• LOCATION: Indiana
  • AGE: 26
  • GENDER: F
  • LENGTH:
  • SOURCE: Community Acquired

Summer of 2016 should’ve been an exciting one. My husband, almost three-year-old son, and I were expecting our second child in early November. It started out just perfectly, our summer did. We were spending lots of quality time with our son, talking to him about his little brother. My mother-in-law had been sick for a long time—she never would go to the doctor though. So we came around her quite often. After months of being sick, she finally found out she had C. diff. Okay, I didn’t think much about it. Of course I knew what it was to some degree because of my microbiology courses. I knew it was stubborn, but that’s it! I didn’t even learn too much about it when I was going to school for nursing!

Later that summer in July, I came down with a nasty sinus infection. Normally, I’d try to get through it on my own before going to the doctor, but I was already in pain from the pregnancy, and I had school to work on, and also had to take care of my son and home. So I took the antibiotic my aunt (my doctor) prescribed me.

Looking back now, I don’t remember how quickly the symptoms of C. diff came on. It wasn’t until there was quite a bit of blood that I realized what may be happening. I rushed into my doctor’s office and requested that I was tested for C. diff right away. Everyone assured me that I was fine, it was just my pregnancy, possibly hemorrhoids. Anyway, a few days later, my sample tested positive for C. diff, and I was put on Vancomycin.

Now, at about the same time I was on the antibiotic, my son who was plagued by ear infections ever since he was a baby had one again and was on his standard amoxicillin treatment. I actually took him off right away. I was watching for symptoms carefully, and he didn’t ever show any. Not right away at least. His birthday party was the day after my last day of Vancomycin. I informed my family of my diagnosis (most of my husband’s family where I live are medically affiliated), and only one chose not to come because she was already sick (a good choice). But even all of them were very nonchalant about the C. diff thing. My mother-in-law was battling it off and on, and by that time I knew more about it but still felt fine.
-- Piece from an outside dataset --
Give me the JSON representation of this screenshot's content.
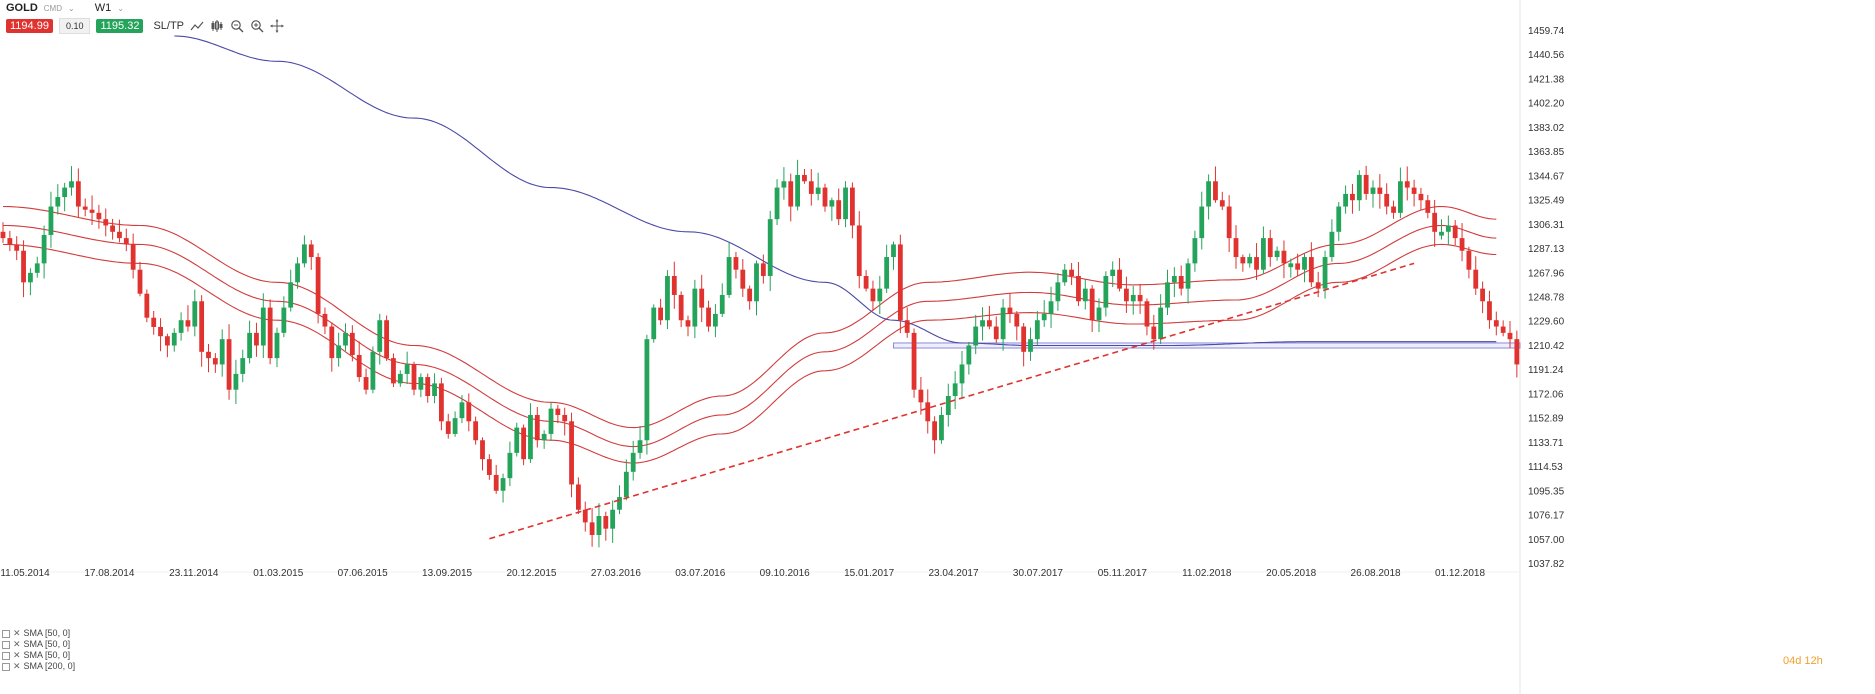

Soon after my son’s birthday, I noticed that he was not feeling well. First, I noticed he was running out of energy more easily. Then when my mother came to visit for a week, he started showing classic symptoms of C. diff. Again, everyone said, “No, it’s not that, he just has a bug, he’s too healthy and little.” I still had him tested, and three days later, it came back positive. I was fine with me having C. diff, but for my baby to have it because of me—I lost it. I fell into a deep depression for most of the end of my pregnancy.

My son was fine after a round of Flagyl. He went on with his happy life normally, but I was shoved into this dark world for what felt like forever. It didn’t help that I was pregnant and already at risk for depression. I slipped further and further into a depression. I had tummy troubles after that made me think I was relapsing all the time. I habitually retested for months after just to make sure it wasn’t back. I obsessively cleaned my bathroom with bleach because I didn’t while I had C. diff. I didn’t know bleach was needed to get rid of it (but now I do).

I was pregnant and didn’t eat hardly anything for months because I was scared it might make me sick. I ended up having low fluid, and I was induced two weeks early. I ended my pregnancy 20 pounds lighter than when I started it. My baby was perfect and healthy, but I asked for one more test the day after I gave birth. That was the last time. I’m still negative today, but I now have bowel issues that some days totally disrupt my life. I’m still healing from this awful disease. People still are surprised we got it, and what is even harder to accept is that my closest loved ones don’t get why it affected me so much. I don’t know why either. I just know it seems to devastate a lot of people quite easily.